No sábado (22), o Ministério das Relações Exteriores saudita condenou o que descreveu como “ataques flagrantes e repetidos de cada país visando a Arábia Saudita” e outros países do Golfo, acusando o Irã de violar o direito internacional e os “princípios de boa vizinhança”.
“A Arábia Saudita notificou formalmente o adido militar iraniano, o adido militar adjunto e três outros membros da equipe da embaixada para deixarem o reino dentro de 24 horas”, dizia o comunicado, conforme citado pelo Saudi Gazette.
“O reino tomará todas as medidas necessárias para proteger sua soberania, segurança, território, espaço aéreo, cidadãos, residentes e interesses nacionais, de acordo com o Artigo 51 da Carta da ONU”, disse o ministério, alertando para “consequências graves” para as relações diplomáticas entre os dois países.
O anúncio segue uma medida semelhante do Catar, que expulsou adidos militares e de segurança iranianos, juntamente com sua equipe, em resposta a um ataque a uma instalação de gás natural na Cidade Industrial de Ras Laffan, um dos centros de processamento e exportação de gás mais importantes do mundo.
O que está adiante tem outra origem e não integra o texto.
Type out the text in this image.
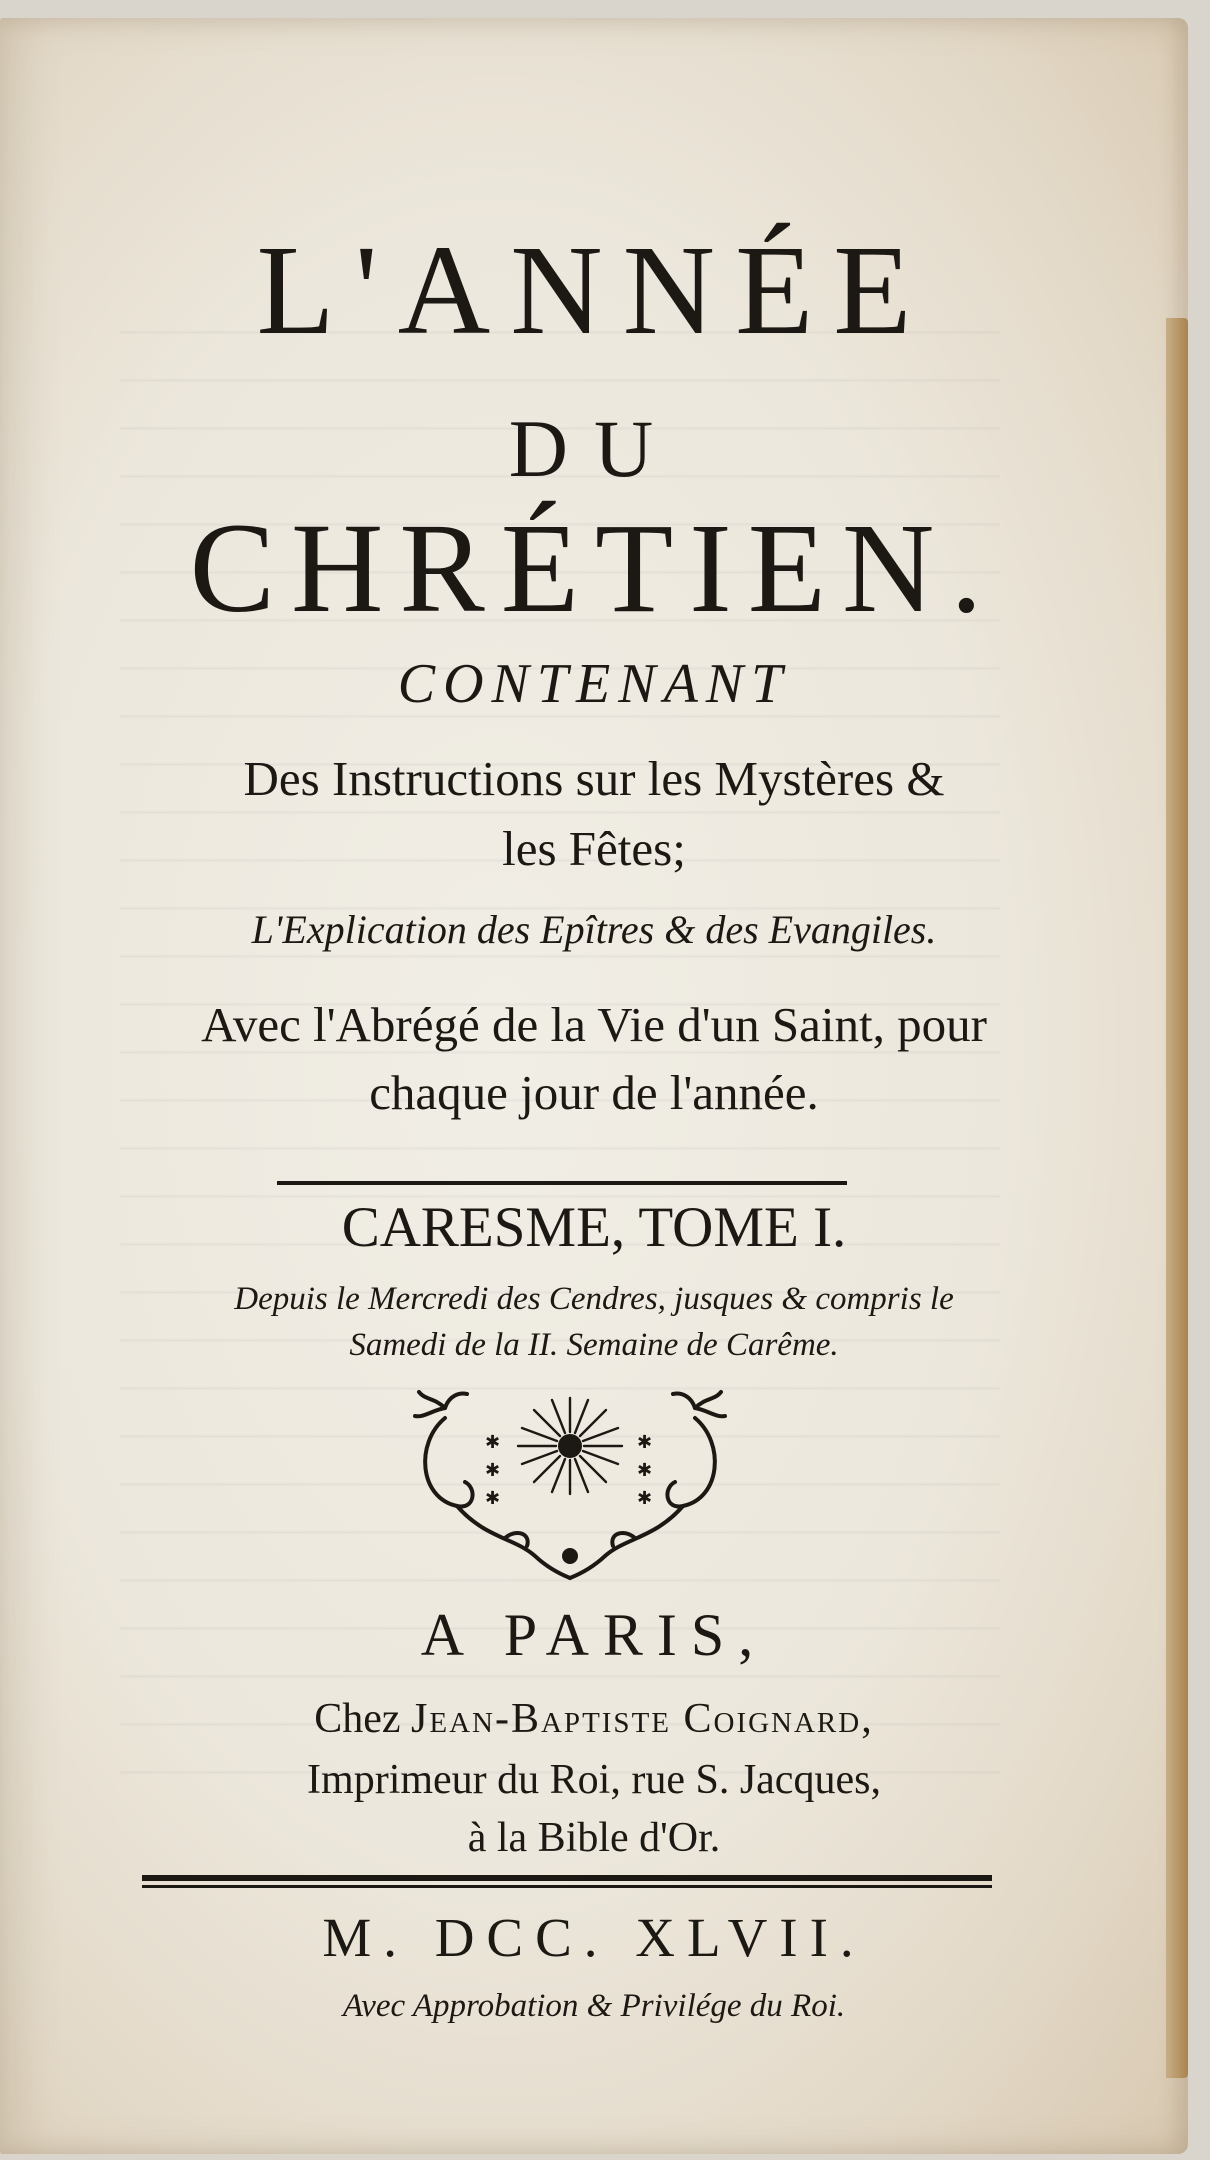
L'ANNÉE
DU
CHRÉTIEN.
CONTENANT
Des Instructions sur les Mystères &
les Fêtes;
L'Explication des Epîtres & des Evangiles.
Avec l'Abrégé de la Vie d'un Saint, pour
chaque jour de l'année.
CARESME, TOME I.
Depuis le Mercredi des Cendres, jusques & compris le
Samedi de la II. Semaine de Carême.
✱
✱
✱
✱
✱
✱
A PARIS,
Chez Jean-Baptiste Coignard,
Imprimeur du Roi, rue S. Jacques,
à la Bible d'Or.
M. DCC. XLVII.
Avec Approbation & Privilége du Roi.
O Irã visou Ras Laffan em resposta aos ataques aéreos israelenses no campo de gás Pars do Sul. O Irã também atacou repetidamente a Base Aérea Prince Sultan em Al Kharj, na Arábia Saudita, que abriga tropas norte-americanas.
O ministro das Relações Exteriores do Irã, Abbas Araghchi, disse que o Irã estava visando postos militares dos Estados Unidos na região em legítima defesa. Ele também afirmou que os Estados Unidos usaram o território dos Emirados Árabes Unidos durante o recente bombardeio da Ilha Kharg.
O Irã alertou que a retaliação continuará enquanto os países árabes permitirem que os Estados Unidos usem seus territórios para ataques contra a República Islâmica.